On Monday, a surprise vote by the House Rules Committee rendered a proposed amendment to be “in order”, thus bringing it to the floor of the House of Representatives on Wednesday.
The amendment, which was sponsored by Rep. Justin Amash (R-MI) and co-sponsored by John Conyers (D-MI), was intended to put a stop to unwarranted collection of telecommunications data by the government. The summary of the amendment reads:
“Ends authority for the blanket collection of records under the Patriot Act. Bars the NSA and other agencies from using Section 215 of the Patriot Act to collect records, including telephone call records, that pertain to persons who are not subject to an investigation under Section 215.”
Had the Internet been present at the vote, the amendment would undoubtedly have been passed. But sadly, the Internet was not invited, and the amendment was very narrowly razed in a 205-217 vote.
While issues in the United States are often divided in a very symmetrical fashion, this case is peculiar in that it was not clearly affected by political parties, since plenty of liberals and conservatives populated either side of the vote. In the House’s final roll call, supporters of the amendment included 94 Republicans and 111 democrats.
The vote on Wednesday was preceded by an hour of debate, during which time Rep.
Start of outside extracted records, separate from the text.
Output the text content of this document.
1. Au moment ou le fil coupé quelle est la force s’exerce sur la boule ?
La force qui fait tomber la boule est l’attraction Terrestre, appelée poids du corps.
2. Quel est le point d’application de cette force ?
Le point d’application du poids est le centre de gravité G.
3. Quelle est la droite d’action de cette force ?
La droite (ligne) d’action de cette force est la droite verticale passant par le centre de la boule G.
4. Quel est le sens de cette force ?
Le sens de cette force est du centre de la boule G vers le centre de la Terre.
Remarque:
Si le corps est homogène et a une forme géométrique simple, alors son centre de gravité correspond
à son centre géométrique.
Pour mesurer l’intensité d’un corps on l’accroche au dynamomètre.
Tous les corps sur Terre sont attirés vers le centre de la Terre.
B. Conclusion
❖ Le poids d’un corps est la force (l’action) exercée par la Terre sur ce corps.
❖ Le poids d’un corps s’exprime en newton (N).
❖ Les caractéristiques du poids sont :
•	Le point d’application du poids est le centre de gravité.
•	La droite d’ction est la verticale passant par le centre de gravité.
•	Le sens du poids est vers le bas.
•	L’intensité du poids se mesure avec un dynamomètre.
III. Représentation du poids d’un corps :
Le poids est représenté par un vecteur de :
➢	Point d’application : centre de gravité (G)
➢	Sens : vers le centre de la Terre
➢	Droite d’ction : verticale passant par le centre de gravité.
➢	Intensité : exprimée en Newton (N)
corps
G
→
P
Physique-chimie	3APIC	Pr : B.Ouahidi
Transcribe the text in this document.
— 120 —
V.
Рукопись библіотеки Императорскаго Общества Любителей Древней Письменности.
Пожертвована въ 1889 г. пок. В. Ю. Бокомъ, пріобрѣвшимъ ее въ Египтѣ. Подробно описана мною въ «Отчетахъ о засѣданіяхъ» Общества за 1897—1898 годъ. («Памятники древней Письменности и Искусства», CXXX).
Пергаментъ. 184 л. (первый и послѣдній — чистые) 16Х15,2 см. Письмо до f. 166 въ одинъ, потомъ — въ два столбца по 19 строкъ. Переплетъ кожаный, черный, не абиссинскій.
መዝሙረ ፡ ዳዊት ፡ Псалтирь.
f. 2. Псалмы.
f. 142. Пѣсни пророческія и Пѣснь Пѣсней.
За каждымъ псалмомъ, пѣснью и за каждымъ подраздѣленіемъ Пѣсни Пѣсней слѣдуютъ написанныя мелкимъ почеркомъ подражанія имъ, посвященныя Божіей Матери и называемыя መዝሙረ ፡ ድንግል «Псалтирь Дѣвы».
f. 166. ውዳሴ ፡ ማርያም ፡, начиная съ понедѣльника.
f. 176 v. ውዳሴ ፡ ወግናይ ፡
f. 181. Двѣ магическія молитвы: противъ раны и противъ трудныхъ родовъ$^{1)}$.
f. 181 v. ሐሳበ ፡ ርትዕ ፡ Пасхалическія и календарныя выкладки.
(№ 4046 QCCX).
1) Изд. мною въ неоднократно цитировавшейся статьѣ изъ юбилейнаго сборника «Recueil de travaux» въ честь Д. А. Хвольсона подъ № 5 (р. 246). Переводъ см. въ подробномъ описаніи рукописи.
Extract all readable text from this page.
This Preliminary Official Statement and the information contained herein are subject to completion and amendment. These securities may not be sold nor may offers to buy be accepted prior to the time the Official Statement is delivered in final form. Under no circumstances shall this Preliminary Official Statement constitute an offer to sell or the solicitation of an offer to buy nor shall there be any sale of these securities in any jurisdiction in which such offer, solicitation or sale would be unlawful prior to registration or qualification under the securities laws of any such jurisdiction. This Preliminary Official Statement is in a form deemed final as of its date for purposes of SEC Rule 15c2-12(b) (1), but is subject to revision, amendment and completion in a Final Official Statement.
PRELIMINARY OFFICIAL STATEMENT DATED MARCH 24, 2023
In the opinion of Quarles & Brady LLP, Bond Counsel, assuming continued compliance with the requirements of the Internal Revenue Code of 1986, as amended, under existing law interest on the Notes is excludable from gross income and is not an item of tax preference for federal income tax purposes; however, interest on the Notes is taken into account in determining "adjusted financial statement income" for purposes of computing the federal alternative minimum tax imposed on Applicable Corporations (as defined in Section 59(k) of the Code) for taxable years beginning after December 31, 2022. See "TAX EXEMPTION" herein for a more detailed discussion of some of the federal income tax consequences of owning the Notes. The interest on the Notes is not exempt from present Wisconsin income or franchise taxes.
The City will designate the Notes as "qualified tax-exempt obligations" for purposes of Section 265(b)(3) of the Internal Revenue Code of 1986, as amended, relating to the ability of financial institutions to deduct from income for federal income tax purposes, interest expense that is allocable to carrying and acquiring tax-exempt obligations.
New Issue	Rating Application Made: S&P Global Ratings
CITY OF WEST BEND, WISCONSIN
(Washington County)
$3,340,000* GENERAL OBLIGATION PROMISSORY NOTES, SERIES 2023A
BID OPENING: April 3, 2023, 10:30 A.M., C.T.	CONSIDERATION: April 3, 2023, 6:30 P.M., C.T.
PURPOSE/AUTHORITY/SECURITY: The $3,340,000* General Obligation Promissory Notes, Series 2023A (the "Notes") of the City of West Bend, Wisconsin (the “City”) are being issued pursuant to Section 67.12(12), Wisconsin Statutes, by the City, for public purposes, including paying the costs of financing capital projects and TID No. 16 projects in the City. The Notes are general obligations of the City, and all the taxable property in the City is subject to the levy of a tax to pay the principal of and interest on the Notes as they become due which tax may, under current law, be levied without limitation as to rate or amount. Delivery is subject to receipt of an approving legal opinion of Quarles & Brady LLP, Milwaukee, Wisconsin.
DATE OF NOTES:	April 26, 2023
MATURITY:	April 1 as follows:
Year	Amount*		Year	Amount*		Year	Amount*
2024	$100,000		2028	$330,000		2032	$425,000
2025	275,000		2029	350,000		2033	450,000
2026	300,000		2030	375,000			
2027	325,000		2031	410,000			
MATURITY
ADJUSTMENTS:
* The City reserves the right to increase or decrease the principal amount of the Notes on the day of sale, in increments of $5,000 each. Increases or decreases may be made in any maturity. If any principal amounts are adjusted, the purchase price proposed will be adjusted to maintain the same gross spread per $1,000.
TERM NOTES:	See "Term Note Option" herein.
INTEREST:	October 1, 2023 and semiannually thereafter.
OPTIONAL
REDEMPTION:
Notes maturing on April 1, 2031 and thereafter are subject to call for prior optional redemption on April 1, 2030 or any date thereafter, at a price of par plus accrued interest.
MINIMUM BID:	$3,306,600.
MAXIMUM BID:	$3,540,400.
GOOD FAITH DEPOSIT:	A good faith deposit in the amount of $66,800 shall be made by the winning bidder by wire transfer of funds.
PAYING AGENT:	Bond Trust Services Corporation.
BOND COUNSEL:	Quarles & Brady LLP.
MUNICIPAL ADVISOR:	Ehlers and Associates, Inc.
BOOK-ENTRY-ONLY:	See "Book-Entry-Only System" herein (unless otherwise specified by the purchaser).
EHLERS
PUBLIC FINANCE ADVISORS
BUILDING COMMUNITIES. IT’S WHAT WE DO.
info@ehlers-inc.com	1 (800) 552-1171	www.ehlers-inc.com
Jim Sensenbrenner (R-WI), who wrote the original Patriot Act, spoke in favor of the amendment, explaining that NSA practices had gone far beyond his original vision.
Even though the amendment did not pass, many people are seeing the attempted measure, and it’s number of supporters in Congress as an encouraging step towards altering U.S government data collection practices.
Demand Progress’s David Segal wrote in an e-mailed statement:
“While ultimately not successful, this vote showed that more than 200 members of Congress—including the author of the Patriot Act—oppose these programs. These programs barely survived after a full court lobbying campaign by the White House, the Intelligence community, and the NSA proper. Today’s vote shows that the tide is turning.”